- The Washington Times - Saturday, April 14, 2007

Can you remember seeing a Republican expressing outrage? Democrats express outrage 24/7. Ted Kennedy alone has expressed more outrage than the entire Republican Party. Democrats can lie their way around the world before Republicans can manage to mumble the truth.

The case for conservatism cannot be too hard to articulate. Talk radio is dominated by articulate conservative talk show hosts. Even the liberal print media have some very articulate conservative columnists like Charles Krauthammer and others. There are also very articulate and conservative editorial pages at the Wall Street Journal and other newspapers, as well as similarly articulate conservative periodicals like City Journal, the Weekly Standard, and Commentary.

Only where it counts — in Washington — are conservatives tongue-tied. The reason for this is one of those mysteries that may never be solved.

Even some Republican leaders recognize it. Former House Republican Leader Tom DeLay said as much during a recent interview on the Rush Limbaugh show.

After rattling off a list of achievements by the House of Representatives when it was under Republican control, Mr. DeLay was asked why nobody knows about those achievements. He admitted that Republicans did a poor job of getting their story out.

Something similar was implicit in remarks by former House Speaker Newt Gingrich, when he noted there are congressional districts where most people have conservative values but are represented in Congress by a liberal Democrat.

Republicans’ verbal ineptness would be just their problem, and the rest of us could let them stew in their own juices, except for one thing. At a crucial time in the history of this country and of Western civilization, the Democrats are embracing foreign policies with a long track record of defeat, which can be punctuated by the ultimate defeat, terrorist nations and movements with nuclear weapons. Many aspiring presidential candidates of both parties must be judged against that background.

Among Democrats, the various candidates all seem to be trying to outdo each other in advocating defeatist policies, as if we can unilaterally call off the war on terror by pulling out of Iraq with our tail between our legs, turning the country over to the terrorists as a base from which to destabilize the region and launch more attacks against the West — including the United States.

That is why it is important, even for those of us who are not Republicans that the Republicans come up with a candidate who not only has guts and brains but who also knows how to communicate.

Looking for an articulate Republican narrows the field considerably. The most articulate, though in different ways, are Rudolph Giuliani and Newt Gingrich. Former Massachusetts Gov. Mitt Romney is a well-spoken gentleman, and would probably make a good president. But the Republicans already have well-spoken gentlemen, and many have never expressed a moment of outrage in their careers.

There is no question Mr.
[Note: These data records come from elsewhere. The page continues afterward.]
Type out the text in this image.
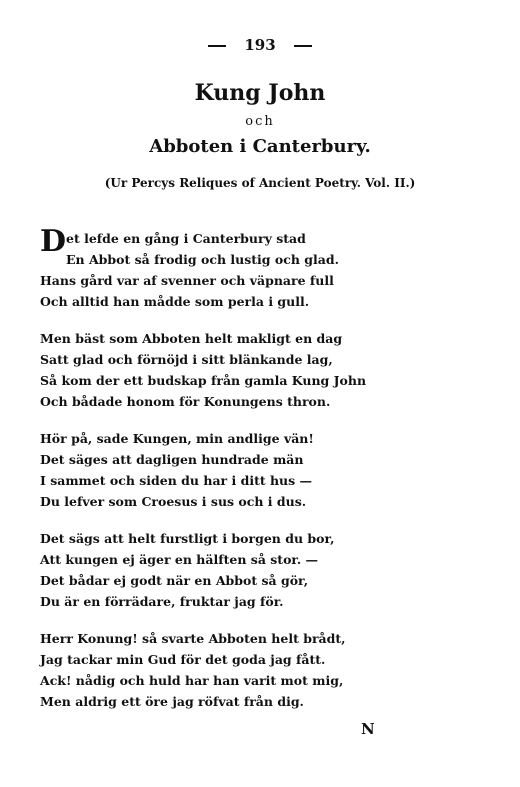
193
Kung John
och
Abboten i Canterbury.
(Ur Percys Reliques of Ancient Poetry. Vol. II.)
Det lefde en gång i Canterbury stad
En Abbot så frodig och lustig och glad.
Hans gård var af svenner och väpnare full
Och alltid han mådde som perla i gull.
Men bäst som Abboten helt makligt en dag
Satt glad och förnöjd i sitt blänkande lag,
Så kom der ett budskap från gamla Kung John
Och bådade honom för Konungens thron.
Hör på, sade Kungen, min andlige vän!
Det säges att dagligen hundrade män
I sammet och siden du har i ditt hus —
Du lefver som Croesus i sus och i dus.
Det sägs att helt furstligt i borgen du bor,
Att kungen ej äger en hälften så stor. —
Det bådar ej godt när en Abbot så gör,
Du är en förrädare, fruktar jag för.
Herr Konung! så svarte Abboten helt brådt,
Jag tackar min Gud för det goda jag fått.
Ack! nådig och huld har han varit mot mig,
Men aldrig ett öre jag röfvat från dig.
N
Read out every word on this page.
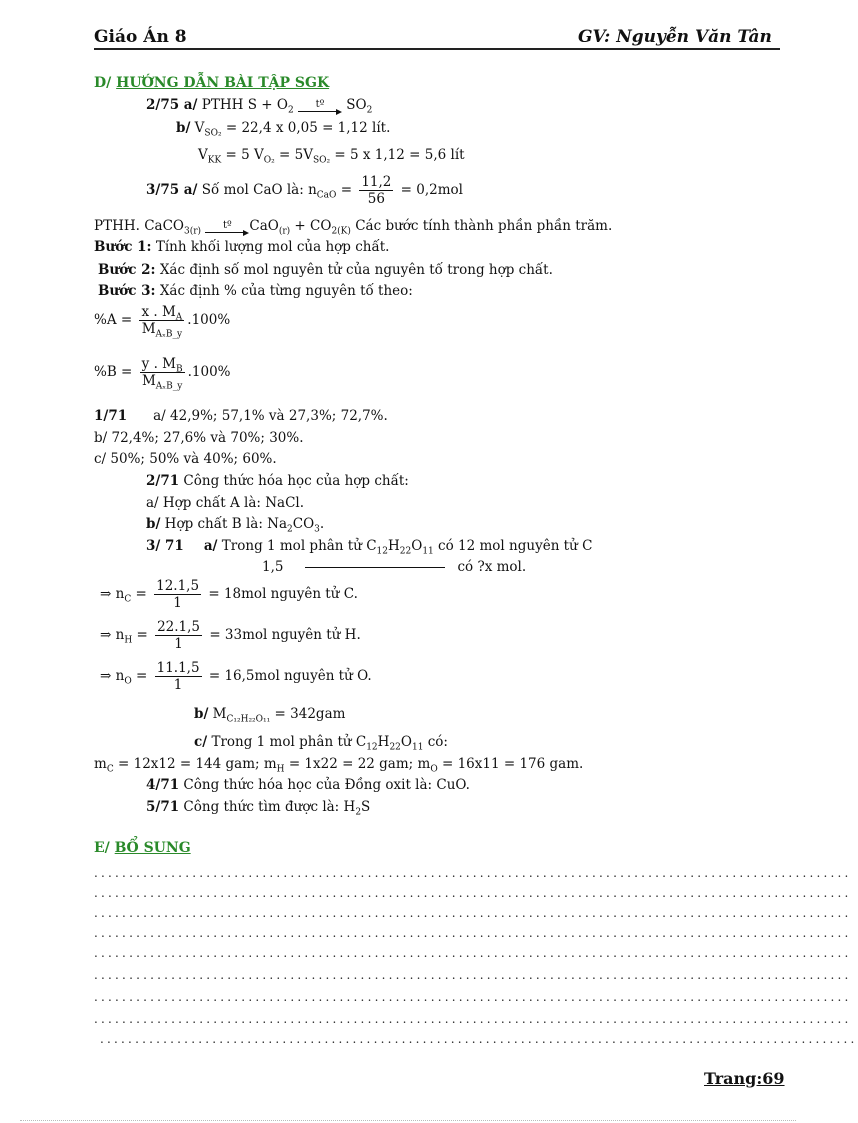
Giáo Án 8	GV: Nguyễn Văn Tân
D/ HƯỚNG DẪN BÀI TẬP SGK
2/75 a/ PTHH $S + O_2$ tº $SO_2$
b/ $V_{SO_2} = 22,4$ x 0,05 = 1,12 lít.
$V_{KK} = 5$ $V_{O_2} = 5V_{SO_2} = 5$ x 1,12 = 5,6 lít
3/75 a/ Số mol CaO là: $n_{CaO} = \frac{11,2}{56} = 0,2mol$
PTHH. CaCO$_{3(r)}$ tº $CaO_{(r)} + CO_{2(K)}$ Các bước tính thành phần phần trăm.
Bước 1: Tính khối lượng mol của hợp chất.
Bước 2: Xác định số mol nguyên tử của nguyên tố trong hợp chất.
Bước 3: Xác định % của từng nguyên tố theo:
$\%A = \frac{x . M_A}{M_{A_xB\_y}} .100\%$
$\%B = \frac{y . M_B}{M_{A_xB\_y}} .100\%$
1/71 a/ 42,9%; 57,1% và 27,3%; 72,7%.
b/ 72,4%; 27,6% và 70%; 30%.
c/ 50%; 50% và 40%; 60%.
2/71 Công thức hóa học của hợp chất:
a/ Hợp chất A là: NaCl.
b/ Hợp chất B là: $Na_2CO_3$.
3/ 71 a/ Trong 1 mol phân tử $C_{12}H_{22}O_{11}$ có 12 mol nguyên tử C
1,5	có ?x mol.
⇒ $n_C = \frac{12.1,5}{1} = 18mol$ nguyên tử C.
⇒ $n_H = \frac{22.1,5}{1} = 33mol$ nguyên tử H.
⇒ $n_O = \frac{11.1,5}{1} = 16,5mol$ nguyên tử O.
b/ $M_{C_{12}H_{22}O_{11}} = 342gam$
c/ Trong 1 mol phân tử $C_{12}H_{22}O_{11}$ có:
$m_C = 12x12 = 144$ gam; $m_H = 1x22 = 22$ gam; $m_O = 16x11 = 176$ gam.
4/71 Công thức hóa học của Đồng oxit là: CuO.
5/71 Công thức tìm được là: $H_2S$
E/ BỔ SUNG
............................................................................................................
............................................................................................................
............................................................................................................
............................................................................................................
............................................................................................................
............................................................................................................
............................................................................................................
............................................................................................................
............................................................................................................
Trang:69
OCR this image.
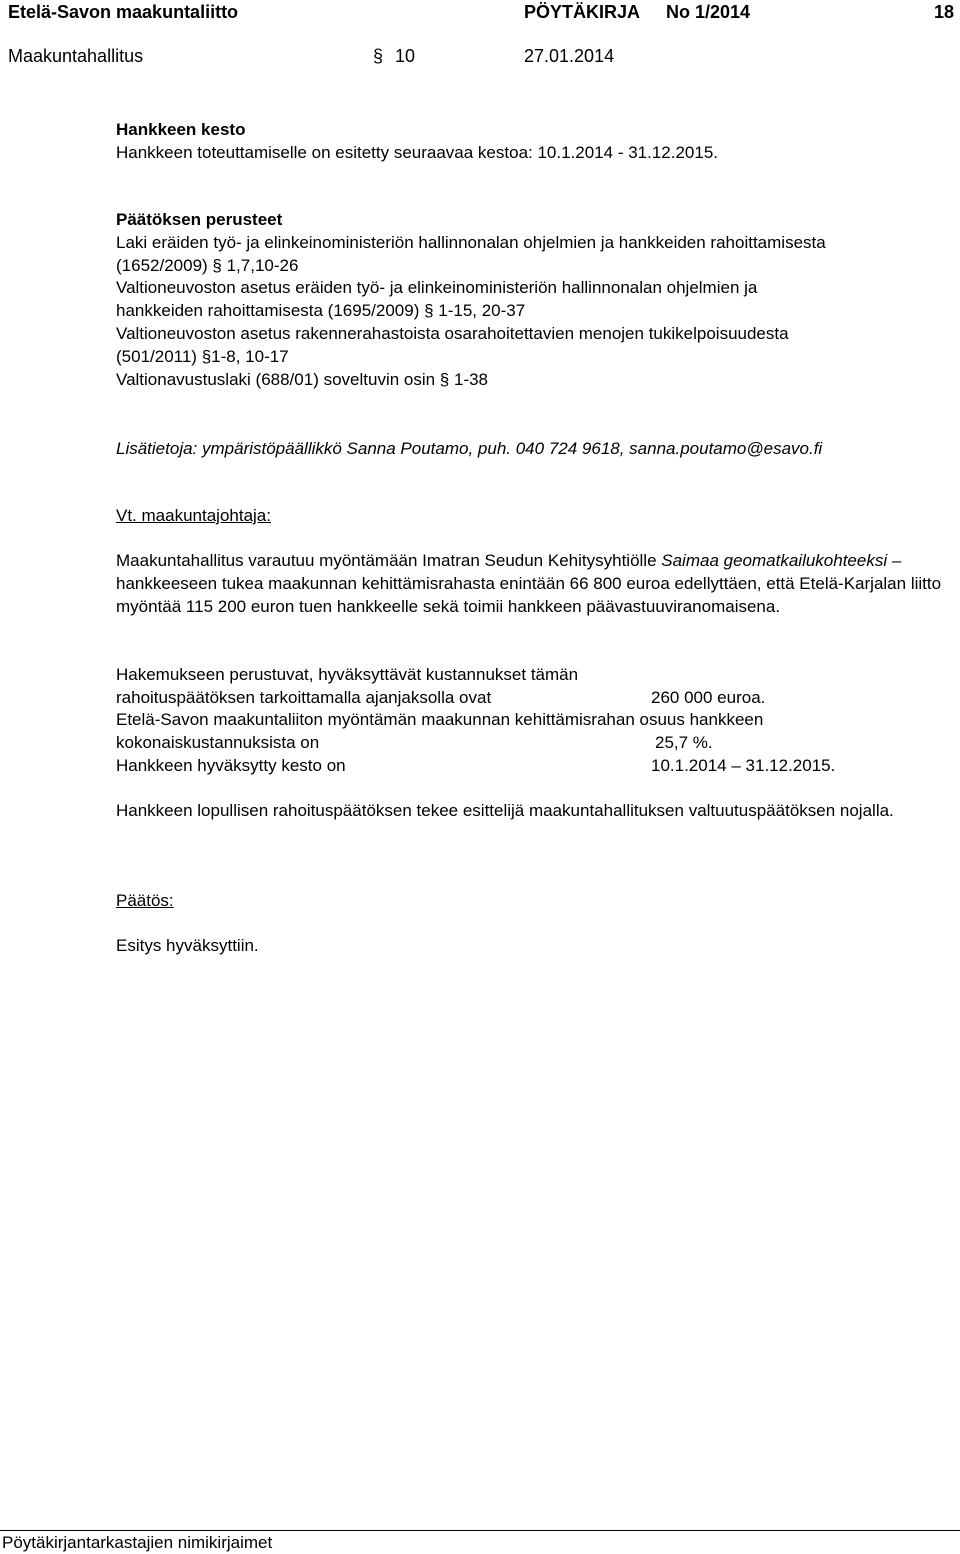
Etelä-Savon maakuntaliitto	PÖYTÄKIRJA No 1/2014	18
Maakuntahallitus	10
§	27.01.2014
Hankkeen kesto
Hankkeen toteuttamiselle on esitetty seuraavaa kestoa: 10.1.2014 - 31.12.2015.
Päätöksen perusteet
Laki eräiden työ- ja elinkeinoministeriön hallinnonalan ohjelmien ja hankkeiden rahoittamisesta
(1652/2009) § 1,7,10-26
Valtioneuvoston asetus eräiden työ- ja elinkeinoministeriön hallinnonalan ohjelmien ja
hankkeiden rahoittamisesta (1695/2009) § 1-15, 20-37
Valtioneuvoston asetus rakennerahastoista osarahoitettavien menojen tukikelpoisuudesta
(501/2011) §1-8, 10-17
Valtionavustuslaki (688/01) soveltuvin osin § 1-38
Lisätietoja: ympäristöpäällikkö Sanna Poutamo, puh. 040 724 9618, sanna.poutamo@esavo.fi
Vt. maakuntajohtaja:
Maakuntahallitus varautuu myöntämään Imatran Seudun Kehitysyhtiölle Saimaa geomatkailukohteeksi – hankkeeseen tukea maakunnan kehittämisrahasta enintään 66 800 euroa edellyttäen, että Etelä-Karjalan liitto myöntää 115 200 euron tuen hankkeelle sekä toimii hankkeen päävastuuviranomaisena.
Hakemukseen perustuvat, hyväksyttävät kustannukset tämän
rahoituspäätöksen tarkoittamalla ajanjaksolla ovat	260 000 euroa.
Etelä-Savon maakuntaliiton myöntämän maakunnan kehittämisrahan osuus hankkeen
kokonaiskustannuksista on	25,7 %.
Hankkeen hyväksytty kesto on	10.1.2014 – 31.12.2015.
Hankkeen lopullisen rahoituspäätöksen tekee esittelijä maakuntahallituksen valtuutuspäätöksen nojalla.
Päätös:
Esitys hyväksyttiin.
Pöytäkirjantarkastajien nimikirjaimet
Gingrich is politically savvy and, at the same time, has a real grasp of the larger historic issues at home and abroad. He might well make the best president of all the candidates in either party. But what kind of presidential candidate would he make? He is certainly very articulate, but in the low-key and sometimes ironic manner of a college professor, which he once was.

It is hard to recall Newt Gingrich expressing any outrage, even when falsely accused of abandoning and starving the poor by not appropriating enough money for programs to help them — after he had in fact increased spending for such programs.

Rudolph Giuliani is a New York street kind of guy, who doesn’t respond to lying attacks with professorial detachment, irony and understatement. He is a fighter.

Maybe a presidential ticket with Mr. Gingrich and Mr. Giuliani, or Mr. Giuliani and Mr. Gingrich, would be the Republicans’ — and the country’s best hope. It would certainly be a big improvement over some Republican candidates in the past.

Thomas Sowell is a nationally syndicated columnist.